## Data Modeling: When to use a linear model

As you probably know, Excel lacks many sophisticated analytic techniques and not everyone has access to a true analytics package like STATA or SPSS. So what can you do if you’re modeling data and trying to decide of the type of model? Will a linear model work or do you need to consider an exponential or polynomial model to explain your dataset? Picking the wrong model is a mistake that sometimes even the best-intentioned researchers make and the incorrect model can even end up being published. I’m going to cover one technique called the Durbin-Watson test and explain how to use it to tell if a linear regression model is a valid model for your dataset.

First off, you can use Excel to add a linear trendline to your data. Make sure you have Excel give you the equation for the trendline – we’ll need this to compute the Durbin-Watson.

Let’s say you’ve run the regression and ended up with the formula y = 0.1897x + 5.0517. The next step is to calculate your fitted values.

For the next two steps (Yhat and residuals), you can either get these with Excel or calculate them manually. I’ll cover the manual approach.

If you first point was (2, 6) then the Yhat (fitted value) is 2*.1897 + 5.0517 = 5.4311. Do this for all of your data points.

The next step is to calculate residual values. The residual value is simply the real value minus the fitted value. So, for our above example, the residual value is 6 – 5.4311 = 0.5689.

The next step is to calculate the squared difference between successive residuals, summed from the second observation to the nth observation. So, for all the residuals in your list starting with the second one, take that residual, subtract out the previous residual, and square the result. Then sum all of these values.

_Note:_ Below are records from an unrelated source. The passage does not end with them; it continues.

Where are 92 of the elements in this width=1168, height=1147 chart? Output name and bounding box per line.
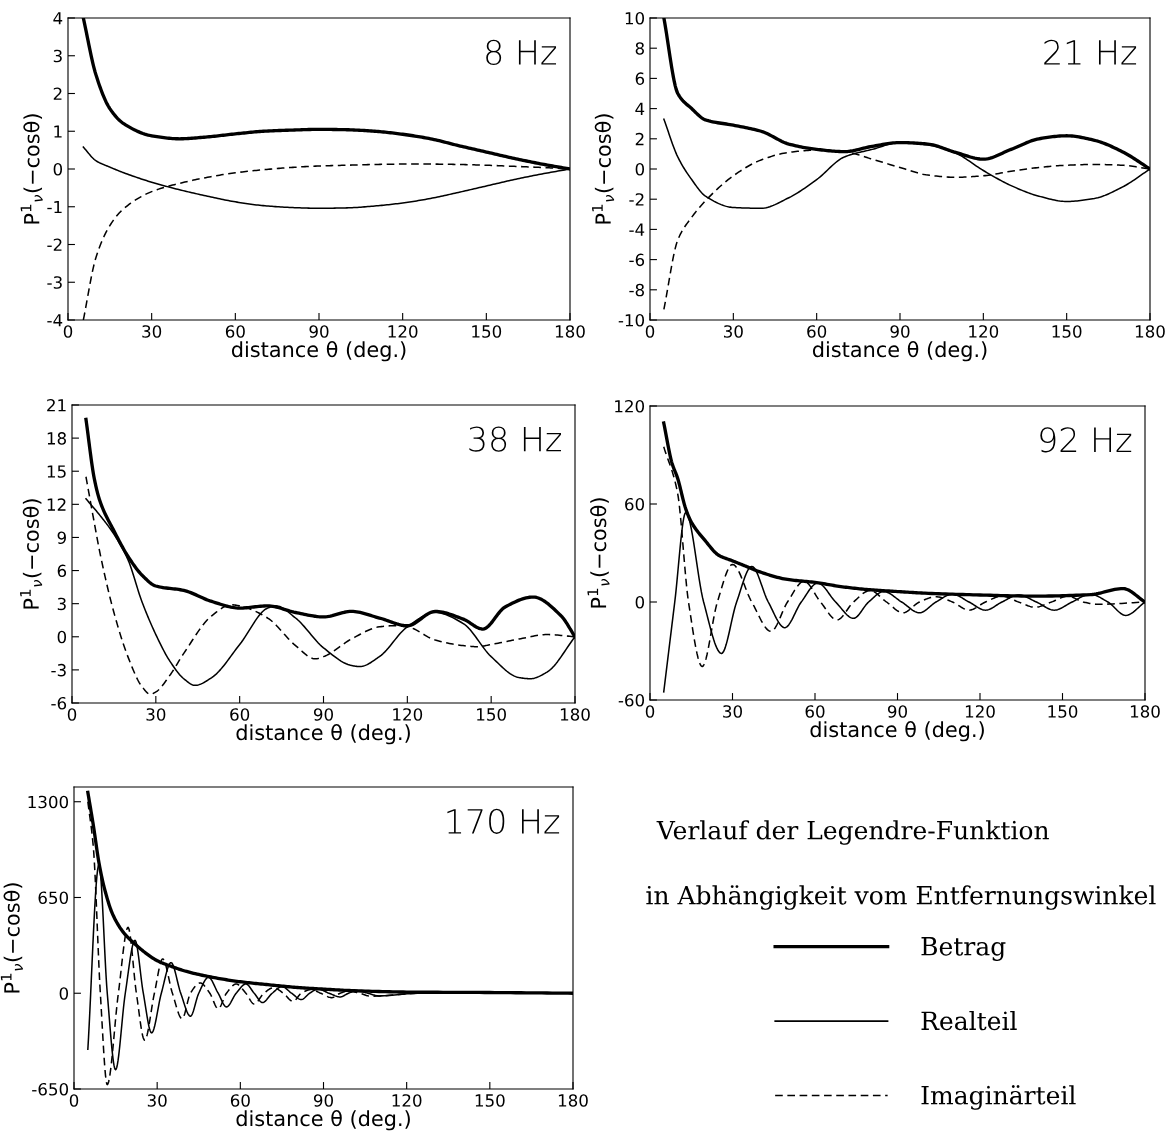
x-axis-title: distance θ (deg.) [810, 720, 984, 742]
y-tick-label: -6 [629, 253, 645, 267]
x-axis-title: distance θ (deg.) [236, 1109, 410, 1131]
y-tick-label: 1 [54, 125, 62, 138]
x-tick-label: 120 [392, 1094, 422, 1107]
y-tick-label: 650 [38, 891, 69, 905]
y-tick-label: -8 [629, 283, 644, 297]
y-tick-label: 18 [47, 432, 66, 445]
x-tick-label: 30 [723, 705, 742, 718]
y-tick-label: 9 [57, 531, 66, 545]
y-tick-label: 0 [59, 987, 69, 1000]
y-axis-title: P$^{1}$$_{ν}$(−cosθ) [20, 114, 43, 224]
x-tick-label: 150 [1052, 325, 1082, 338]
y-tick-label: 0 [635, 162, 645, 176]
x-tick-label: 150 [477, 708, 506, 721]
y-tick-label: 4 [635, 102, 645, 115]
x-tick-label: 120 [965, 705, 995, 718]
y-tick-label: -4 [47, 314, 63, 327]
x-tick-label: 180 [1130, 705, 1160, 718]
legend-label: Betrag [921, 937, 1006, 961]
annotation: 170 Hz [447, 808, 560, 834]
x-tick-label: 60 [805, 705, 825, 718]
y-tick-label: -3 [51, 663, 66, 677]
y-tick-label: 3 [57, 597, 66, 611]
y-tick-label: -10 [618, 313, 645, 327]
y-tick-label: 21 [47, 398, 66, 412]
y-tick-label: -4 [629, 223, 645, 236]
x-tick-label: 150 [475, 1094, 505, 1107]
x-tick-label: 30 [146, 708, 166, 721]
x-tick-label: 60 [230, 708, 250, 721]
x-tick-label: 90 [309, 325, 329, 338]
y-tick-label: 15 [47, 465, 66, 478]
x-tick-label: 120 [388, 325, 418, 338]
x-tick-label: 0 [69, 1094, 79, 1107]
x-tick-label: 180 [560, 708, 590, 721]
annotation: 8 Hz [486, 39, 557, 65]
y-tick-label: 60 [625, 497, 645, 511]
y-tick-label: 12 [47, 498, 66, 511]
legend-label: Realteil [921, 1010, 1017, 1031]
y-tick-label: 120 [615, 399, 645, 413]
x-tick-label: 180 [558, 1094, 588, 1107]
x-axis-title: distance θ (deg.) [236, 723, 410, 745]
y-tick-label: -650 [32, 1082, 69, 1096]
y-axis-title: P$^{1}$$_{ν}$(−cosθ) [587, 498, 610, 608]
y-tick-label: 0 [57, 630, 67, 644]
x-tick-label: 90 [887, 705, 907, 718]
x-tick-label: 180 [1135, 325, 1165, 338]
x-tick-label: 0 [67, 708, 77, 721]
y-tick-label: -3 [47, 276, 62, 289]
x-tick-label: 90 [890, 325, 910, 338]
x-axis-title: distance θ (deg.) [231, 340, 406, 362]
x-tick-label: 0 [645, 705, 655, 718]
x-tick-label: 60 [230, 1094, 250, 1107]
y-tick-label: -2 [47, 238, 62, 251]
annotation: 38 Hz [469, 426, 561, 452]
y-axis-title: P$^{1}$$_{ν}$(−cosθ) [0, 883, 23, 993]
y-axis-title: P$^{1}$$_{ν}$(−cosθ) [592, 114, 615, 224]
x-tick-label: 30 [724, 325, 743, 338]
y-tick-label: -60 [618, 693, 645, 707]
text: in Abhängigkeit vom Entfernungswinkel [646, 885, 1156, 910]
y-tick-label: 6 [635, 72, 645, 85]
x-tick-label: 90 [313, 708, 333, 721]
x-tick-label: 120 [969, 325, 999, 338]
y-tick-label: -2 [629, 193, 644, 206]
x-tick-label: 60 [225, 325, 245, 338]
y-tick-label: 1300 [28, 795, 69, 809]
x-tick-label: 150 [472, 325, 502, 338]
y-tick-label: -1 [47, 200, 62, 214]
y-tick-label: 2 [53, 87, 62, 100]
y-tick-label: 0 [635, 595, 645, 609]
x-tick-label: 60 [807, 325, 827, 338]
x-tick-label: 150 [1048, 705, 1078, 718]
x-tick-label: 90 [313, 1094, 333, 1107]
x-tick-label: 120 [393, 708, 423, 721]
y-tick-label: 0 [53, 162, 63, 176]
x-tick-label: 180 [555, 325, 585, 338]
x-tick-label: 0 [645, 325, 655, 338]
y-tick-label: 10 [625, 11, 645, 25]
y-tick-label: 8 [635, 42, 644, 55]
y-tick-label: 3 [53, 49, 62, 63]
y-tick-label: 4 [53, 12, 63, 25]
y-axis-title: P$^{1}$$_{ν}$(−cosθ) [20, 499, 43, 609]
x-tick-label: 30 [147, 1094, 167, 1107]
text: Verlauf der Legendre-Funktion [656, 820, 1049, 845]
x-axis-title: distance θ (deg.) [812, 340, 987, 362]
annotation: 92 Hz [1040, 427, 1132, 453]
y-tick-label: 6 [57, 564, 67, 578]
annotation: 21 Hz [1044, 39, 1137, 65]
legend-label: Imaginärteil [921, 1085, 1076, 1110]
x-tick-label: 30 [142, 325, 162, 338]
y-tick-label: 2 [635, 132, 644, 146]
y-tick-label: -6 [51, 696, 67, 710]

The next to last step is to calculate the sum of squares residual. For this, calculate the square of each individual residual and the sum the entire range. This is your sum of squares.

Finally, to calculate the Durbin-Watson statistic, divide the squared difference of successive residuals by the sum of squares. This value can then be compared to online lookup tables (such as at http://www.paolocoletti.it/statistics/exercises/Durbin-Watson.html) to see if a linear model is appropriate.

For example, if you have one independent variable and 15 observations (k = 1, n = 15), then dL = 1.08 and dU = 1.36. If your value is between this range, then a linear model is probably appropriate for your data.

However, if your value was for example 0.9, then your model exhibits positive autocorrelation (i.e. the errors are not independent) and you can not use a linear model to describe the data. You then have to consider other models or transform the data to normality (natural log, square root, etc.) before modeling and re-compute the Durbin-Watson.

Thanks for reading this brief tutorial on data modeling and good luck with your analyses!